Pas parce qu'ils marquaient le retour au travail - elle aimait son boulot, à sa manière un peu désorganisée et passionnée - mais parce qu'ils avaient une fâcheuse tendance à lui faire croire qu'elle allait reprendre sa vie en main.
Chaque dimanche soir, elle rédigeait une liste avec des objectifs grands comme ça : boire moins de café, arrêter de googler ses symptômes de vieillesse à 30 ans, méditer au lieu de maudire ses voisins du dessus, et surtout... surtout, ne pas porter ses chaussettes trouées "porte-bonheur".
Évidemment, à 8h12, les chaussettes étaient aux pieds, le café brûlant entre les mains, et le reste de la liste dans la poubelle mentale qui bordait son imagination.

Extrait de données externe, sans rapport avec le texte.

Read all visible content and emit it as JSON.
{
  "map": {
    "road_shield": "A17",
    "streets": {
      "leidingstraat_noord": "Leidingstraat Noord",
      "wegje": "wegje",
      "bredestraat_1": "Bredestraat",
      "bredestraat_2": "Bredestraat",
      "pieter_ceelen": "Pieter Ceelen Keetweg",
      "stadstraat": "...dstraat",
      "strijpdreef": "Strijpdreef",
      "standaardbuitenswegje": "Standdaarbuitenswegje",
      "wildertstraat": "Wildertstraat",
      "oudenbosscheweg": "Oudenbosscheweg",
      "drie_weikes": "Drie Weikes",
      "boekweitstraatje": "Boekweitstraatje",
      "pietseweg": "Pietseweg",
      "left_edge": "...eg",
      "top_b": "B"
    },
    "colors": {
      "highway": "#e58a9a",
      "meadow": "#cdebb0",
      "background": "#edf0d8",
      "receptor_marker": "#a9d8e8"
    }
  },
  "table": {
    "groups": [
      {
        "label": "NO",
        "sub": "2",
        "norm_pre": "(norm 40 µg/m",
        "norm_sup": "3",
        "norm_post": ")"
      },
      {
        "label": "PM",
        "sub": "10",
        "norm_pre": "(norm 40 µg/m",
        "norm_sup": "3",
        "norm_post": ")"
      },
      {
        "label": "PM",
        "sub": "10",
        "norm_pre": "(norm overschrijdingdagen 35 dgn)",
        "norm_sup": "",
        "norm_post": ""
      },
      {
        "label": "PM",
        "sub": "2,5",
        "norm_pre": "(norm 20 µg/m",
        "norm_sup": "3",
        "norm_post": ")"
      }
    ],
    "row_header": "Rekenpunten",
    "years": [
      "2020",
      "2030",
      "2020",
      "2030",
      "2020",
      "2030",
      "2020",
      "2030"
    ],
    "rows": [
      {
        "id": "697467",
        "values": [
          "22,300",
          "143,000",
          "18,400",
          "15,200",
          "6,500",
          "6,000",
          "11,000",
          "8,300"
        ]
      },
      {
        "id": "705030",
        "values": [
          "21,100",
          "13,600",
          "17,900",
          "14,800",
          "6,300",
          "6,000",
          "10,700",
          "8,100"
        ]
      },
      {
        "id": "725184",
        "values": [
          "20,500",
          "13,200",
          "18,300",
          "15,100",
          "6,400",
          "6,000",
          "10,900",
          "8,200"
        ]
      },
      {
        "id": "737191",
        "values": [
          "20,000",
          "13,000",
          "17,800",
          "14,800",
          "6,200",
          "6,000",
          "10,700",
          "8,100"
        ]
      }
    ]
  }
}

Elle vivait seule, mais pas vraiment. Il y avait les plantes - toutes nommées, évidemment - dont la moitié se remettait mal de son enthousiasme arrosant. Il y avait aussi son chat, Maurice, qui n'était pas à elle, mais passait ses journées chez elle. Officiellement, il appartenait à une vieille dame du 3e étage. Officieusement, Maurice avait choisi Lena comme sa colocataire illégale.
Et il y avait ses pensées. Beaucoup trop de pensées.
Elle riait souvent, toute seule. C'était une habitude qui mettait mal à l'aise les gens dans les transports, mais elle s'en fichait. C'était plus fort qu'elle : une fois qu'une scène absurde lui passait par la tête, impossible de ne pas pouffer. Ce matin-là, c'était l'image d'un pigeon en costume-cravate qui l'avait achevée - un rêve de la veille. Un pigeon d'affaires très sérieux, avec une attaché-case minuscule. Elle avait éclaté de rire en étalant son beurre, ce qui avait donné un croissant tranché net en deux. Glorieux.
Elle travaillait dans un petit studio de graphisme au dernier étage d'un immeuble fatigué. C'était loin d'être glamour, mais elle avait une fenêtre qui grinçait comme une porte de château hanté, une bouilloire rose fuchsia et un tiroir rempli de bonbons piqués à la compta. Elle appelait ça « son royaume ».
Ce que personne ne savait, c'est que Lena, sous ses airs de fille qui rit trop fort, planquait un agenda serré de petites angoisses.
Elle notait ses rêves.
Elle évitait certains numéros de rue.
Et parfois, elle sentait comme un frisson - un truc léger, une impression que quelque chose allait arriver.
Ce lundi-là, ce frisson revint. Juste avant qu'elle ne monte dans l'ascenseur. Il était discret, mais présent. Comme un murmure sous la peau.
Elle leva les yeux vers le miroir jauni du couloir, se regarda droit dans les yeux, et dit, mi-blagueuse, mi-sérieuse :
- Bon... que le jeu commence.
Elle n'avait aucune idée de ce qu'elle venait d'invoquer.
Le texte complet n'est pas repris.